Teaching Feeling: Sedgwick and Butler

I used to ask myself how is it possible to make them feel the flesh & blood in these shadows?     — Virginia Woolf 

I discussed two essays with my Literary Theory and Criticism students yesterday: Eve Kosofsky Sedgwick’s “Queer and Now” and Judith Butler’s “Critically Queer.” I don’t think I’ve ever left a classroom more humbled, more diffident, than I did last night around 7pm.

This is not to say that the class went poorly. On the contrary. My students were excellent! (As they always are.) Any undergraduate class where a majority of its members (including me!) comes away with an inkling of what Butler might mean when she writes, “Gender performativity is not a matter of choosing which gender one will be today,” is a relatively successful one.
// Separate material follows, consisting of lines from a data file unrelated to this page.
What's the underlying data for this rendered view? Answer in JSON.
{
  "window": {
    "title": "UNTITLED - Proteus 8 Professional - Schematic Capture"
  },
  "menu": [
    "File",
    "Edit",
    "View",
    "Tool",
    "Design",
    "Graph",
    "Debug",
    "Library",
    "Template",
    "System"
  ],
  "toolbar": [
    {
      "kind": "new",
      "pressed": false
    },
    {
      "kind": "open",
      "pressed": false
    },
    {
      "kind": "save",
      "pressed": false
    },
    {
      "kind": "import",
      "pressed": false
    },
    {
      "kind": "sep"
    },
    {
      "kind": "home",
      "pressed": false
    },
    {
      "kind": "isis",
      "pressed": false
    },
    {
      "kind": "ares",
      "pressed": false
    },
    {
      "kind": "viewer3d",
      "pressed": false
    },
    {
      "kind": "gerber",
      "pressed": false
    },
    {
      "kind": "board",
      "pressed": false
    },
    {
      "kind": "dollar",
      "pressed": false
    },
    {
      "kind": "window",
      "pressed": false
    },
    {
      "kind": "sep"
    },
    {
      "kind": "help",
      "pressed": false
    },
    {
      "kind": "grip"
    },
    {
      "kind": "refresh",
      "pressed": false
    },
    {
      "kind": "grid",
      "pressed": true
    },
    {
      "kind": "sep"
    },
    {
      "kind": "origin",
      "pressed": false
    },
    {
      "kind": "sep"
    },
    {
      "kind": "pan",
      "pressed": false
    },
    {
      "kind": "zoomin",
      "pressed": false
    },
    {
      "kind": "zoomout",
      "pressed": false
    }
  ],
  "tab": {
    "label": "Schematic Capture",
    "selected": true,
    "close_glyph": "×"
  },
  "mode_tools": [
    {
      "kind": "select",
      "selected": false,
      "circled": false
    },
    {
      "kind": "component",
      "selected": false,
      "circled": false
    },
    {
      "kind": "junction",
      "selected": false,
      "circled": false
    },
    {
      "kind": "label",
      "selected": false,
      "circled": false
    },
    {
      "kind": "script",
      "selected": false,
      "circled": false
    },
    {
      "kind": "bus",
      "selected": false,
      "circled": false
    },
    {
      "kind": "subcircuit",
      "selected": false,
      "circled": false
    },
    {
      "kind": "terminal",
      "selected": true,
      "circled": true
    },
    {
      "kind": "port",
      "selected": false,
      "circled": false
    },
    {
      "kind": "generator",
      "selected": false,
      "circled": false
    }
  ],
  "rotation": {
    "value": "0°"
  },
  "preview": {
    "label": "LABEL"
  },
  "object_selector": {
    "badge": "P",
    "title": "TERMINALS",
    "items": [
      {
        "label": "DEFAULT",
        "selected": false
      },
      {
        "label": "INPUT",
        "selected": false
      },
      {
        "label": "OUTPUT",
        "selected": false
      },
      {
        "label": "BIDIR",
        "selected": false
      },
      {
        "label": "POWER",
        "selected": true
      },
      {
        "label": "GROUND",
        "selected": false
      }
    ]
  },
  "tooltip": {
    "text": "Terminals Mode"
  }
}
So why humbled? Why diffident? Because I have learned tonight that to teach what Sedgwick or Butler might mean by this sentence or that concept is not the most fundamental goal of teaching  “Sedgwick or Butler” at all. After all, one does not need to have facility with adjectives like “discursive” or noun phrases like “heterosexual melancholy” in order to read the opening sentence of Sedgwick’s essay,

I think everyone who does gay and lesbian studies is haunted by the suicides of adolescents.

Or to understand the denotative sense of her sentence,

I look at my adult friends and colleagues doing lesbian and gay work, and I feel that the survival of each one is a miracle.

I have found that to teach “Sedgwick or Butler” successfully — and perhaps, by extension, any major theorist of sexuality, gender, race, religion, class, ethnicity, or history — one must somehow enjoin students to think and to feel the diverse urgencies that sustain the tones, the idioms, the apprenticeships, and the difficulties of such work in the first place. Perhaps I can best express my sudden pedagogic humility with this overwhelming question: How can I be responsible — not as scholar but as a teacher — to Sedgwick’s sentences, to an essay like “Queer and Now,” or to Butler’s analysis of “the ambivalent condition of the power that binds,” the historical polyvocality of the word “queer”? Or with this one: How to teach students, as Woolf sought so desperately to accomplish in her brief stint as a history teacher at Morley College, to “feel the flesh & blood in these shadows,” in these sentences — obscure, opaque, and transparent?

Or, to put it painfully briefly, this one: how can I bring students to the point where they feel haunted too? To the point where they read Sedgwick, as I do, with the trembling voice of someone undone?